Quando Willner ha elencato a Kesha gli artisti che avrebbero collaborato al progetto, lei era intimidita. «Quando ha detto Nick Cave ho pensato: oh mio dio, siamo fuori dalla mia portata». Ma mentre registrava Children of the Revolution, si è accorta che Willner la supportava molto. Quando ha avuto bisogno di trovare la forza per registrare un urlo, le ha detto: «So che hai quel suono dentro di te, continua a provare».
«Al quarto o quinto tentativo suonava parecchio figo», dice. «Quando sei in una stanza con un persona che vuole che tu ce la faccia e che è così positiva, arrivi a un livello che prima non potevi raggiungere. Ha tirato fuori il meglio di me».
La presenza di popstar moderne come Kesha insieme ad artisti più underground come Peaches, John Cameron Mitchell e Marc Almond dei Soft Cell sembra sorprendente, ma non per Rundgren. «Willner amava la musica, ma non aveva generi o generazioni preferite», dice. «Quando Björk ha lavorato con lui, mi ha detto che era rimasto colpito dalla purezza della sua voce. Mi ha sempre sorpreso con quanta velocità fosse riuscito a connettersi con lei, ma ci è riuscito. Gli piacevano artisti di tutte le generazioni».
Willner ha lavorato ad AngelHeaded Hipster in contemporanea col SNL (durante l’ultimo pranzo con Rundgren, ha detto che il suo membro del cast preferito era Leslie Jones: «Ha detto che era della vecchia scuola, che sapeva accendersi e farti divertire in qualsiasi momento»). Williams ha visto Willner per l’ultima volta a New York, quando l’ha invitata a sentire il disco finito. «Ha detto che avevano iniziato con 14 canzoni, ma alla fine ho sentito che erano arrivati a 32», dice. «È un classico di Hal. Si è divertito così tanto da non riuscire a fermarsi».

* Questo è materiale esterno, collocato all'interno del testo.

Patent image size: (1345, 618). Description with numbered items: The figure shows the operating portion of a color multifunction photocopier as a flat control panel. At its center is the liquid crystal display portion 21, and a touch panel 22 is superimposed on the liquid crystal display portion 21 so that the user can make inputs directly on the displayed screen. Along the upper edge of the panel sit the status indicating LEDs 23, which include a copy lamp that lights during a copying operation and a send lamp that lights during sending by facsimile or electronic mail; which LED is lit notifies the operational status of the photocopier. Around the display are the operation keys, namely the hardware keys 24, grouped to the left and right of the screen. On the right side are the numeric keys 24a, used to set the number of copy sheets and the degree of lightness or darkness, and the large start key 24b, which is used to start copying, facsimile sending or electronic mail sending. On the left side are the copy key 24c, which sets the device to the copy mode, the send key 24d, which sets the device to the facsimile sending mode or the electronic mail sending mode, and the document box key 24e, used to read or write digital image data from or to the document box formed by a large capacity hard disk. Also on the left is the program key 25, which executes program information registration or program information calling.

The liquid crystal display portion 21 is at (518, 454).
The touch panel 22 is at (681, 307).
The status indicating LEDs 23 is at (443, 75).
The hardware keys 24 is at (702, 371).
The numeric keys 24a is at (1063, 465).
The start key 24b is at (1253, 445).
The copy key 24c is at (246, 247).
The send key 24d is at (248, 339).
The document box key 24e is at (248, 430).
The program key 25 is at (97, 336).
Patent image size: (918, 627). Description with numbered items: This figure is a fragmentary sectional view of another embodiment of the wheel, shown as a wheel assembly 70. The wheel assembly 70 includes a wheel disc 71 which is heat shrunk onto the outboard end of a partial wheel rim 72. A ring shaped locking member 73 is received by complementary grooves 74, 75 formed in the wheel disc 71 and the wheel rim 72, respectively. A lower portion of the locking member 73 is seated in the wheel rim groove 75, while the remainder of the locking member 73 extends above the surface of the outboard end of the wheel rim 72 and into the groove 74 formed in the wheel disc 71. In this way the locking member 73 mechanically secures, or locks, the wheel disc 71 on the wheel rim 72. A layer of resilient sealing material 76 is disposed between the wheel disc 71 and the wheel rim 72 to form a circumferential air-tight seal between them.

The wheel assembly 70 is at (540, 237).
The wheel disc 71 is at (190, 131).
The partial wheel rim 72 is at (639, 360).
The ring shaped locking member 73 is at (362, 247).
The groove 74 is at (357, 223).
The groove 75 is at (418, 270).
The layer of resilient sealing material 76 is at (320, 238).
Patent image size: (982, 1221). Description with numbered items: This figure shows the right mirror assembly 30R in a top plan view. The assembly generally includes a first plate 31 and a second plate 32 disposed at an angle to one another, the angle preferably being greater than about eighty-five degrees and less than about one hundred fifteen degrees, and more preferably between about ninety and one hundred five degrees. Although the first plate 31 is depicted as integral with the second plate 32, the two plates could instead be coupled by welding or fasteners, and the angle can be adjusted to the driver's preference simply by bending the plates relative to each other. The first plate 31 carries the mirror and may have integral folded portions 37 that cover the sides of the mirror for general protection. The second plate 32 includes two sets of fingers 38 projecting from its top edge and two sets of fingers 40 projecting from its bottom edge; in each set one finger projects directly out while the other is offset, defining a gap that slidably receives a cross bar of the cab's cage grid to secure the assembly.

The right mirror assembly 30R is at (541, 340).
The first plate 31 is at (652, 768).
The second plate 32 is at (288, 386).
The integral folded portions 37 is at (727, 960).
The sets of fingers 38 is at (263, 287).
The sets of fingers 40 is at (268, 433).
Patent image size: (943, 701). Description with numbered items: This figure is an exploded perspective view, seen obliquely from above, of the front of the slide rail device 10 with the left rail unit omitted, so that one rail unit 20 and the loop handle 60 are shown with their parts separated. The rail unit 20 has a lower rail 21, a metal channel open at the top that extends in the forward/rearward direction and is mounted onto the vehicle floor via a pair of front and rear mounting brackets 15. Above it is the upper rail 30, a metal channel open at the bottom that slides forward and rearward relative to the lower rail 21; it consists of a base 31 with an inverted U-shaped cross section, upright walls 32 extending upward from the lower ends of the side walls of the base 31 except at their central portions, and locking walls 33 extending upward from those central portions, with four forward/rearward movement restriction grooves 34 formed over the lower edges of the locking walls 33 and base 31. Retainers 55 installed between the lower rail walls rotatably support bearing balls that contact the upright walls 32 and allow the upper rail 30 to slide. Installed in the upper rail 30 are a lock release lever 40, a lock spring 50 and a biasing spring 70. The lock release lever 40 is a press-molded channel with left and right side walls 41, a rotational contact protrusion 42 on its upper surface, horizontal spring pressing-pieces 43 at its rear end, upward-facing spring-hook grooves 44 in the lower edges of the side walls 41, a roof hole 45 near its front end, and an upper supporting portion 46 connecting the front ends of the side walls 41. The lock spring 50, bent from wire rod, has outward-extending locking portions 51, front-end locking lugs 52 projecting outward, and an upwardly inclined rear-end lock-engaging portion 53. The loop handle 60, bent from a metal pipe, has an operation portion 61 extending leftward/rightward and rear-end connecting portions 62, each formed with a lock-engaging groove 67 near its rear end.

AngelHeaded Hipster è stato completato nel 2018, ma per problemi contrattuali di alcuni artisti la pubblicazione è stata più volte rimandata. A un certo punto sembrava che dovesse uscire nell’autunno del 2019, ma quando tutti hanno scoperto che Bolan sarebbe entrato nella Rock and Roll Hall of Fame è stato spostato al 2020. Willner si stava preparando all’uscita: tra le altre cose, sperava di organizzare dei listening party per i fan in diverse città.
Willner ha lavorato fino all’ultimo. L’avevano contattato per un tributo a George Harrison e anche se alla fine non è stato fatto niente era ossessionato dalla musica del jazzista Kamasi Washington e voleva collaborare con lui. Era anche impegnato con un nuovo programma TV, Le Grand Music Hall, che avrebbe messo insieme artisti diversi come succedeva nel suo classico degli anni ’80 Night Music; l’episodio pilota doveva essere filmato più o meno nel periodo in cui è scomparso. Qualcuno gli aveva anche proposto un documentario sulla sua vita. «Tutte quelle cose stavano prendendo forma», dice Fox. «Il fatto che la sua morte sia arrivata in quel momento è stato incredibilmente tragico».
La morte di Willner ha lasciato un vuoto. «Nessuno può sostituirlo», dice Rundgren. «Nessuno potrà fare quello che faceva lui: pensare come pensava lui, costruire relazioni con musicisti e arrivare a livello di fiducia necessario per portare a termine idee assurde. Sapeva che il fallimento era dietro l’angolo, così come il successo. E sapeva che se senza la possibilità di fallimento non c’è alcun divertimento».
Questo articolo è stato tradotto da Rolling Stone US.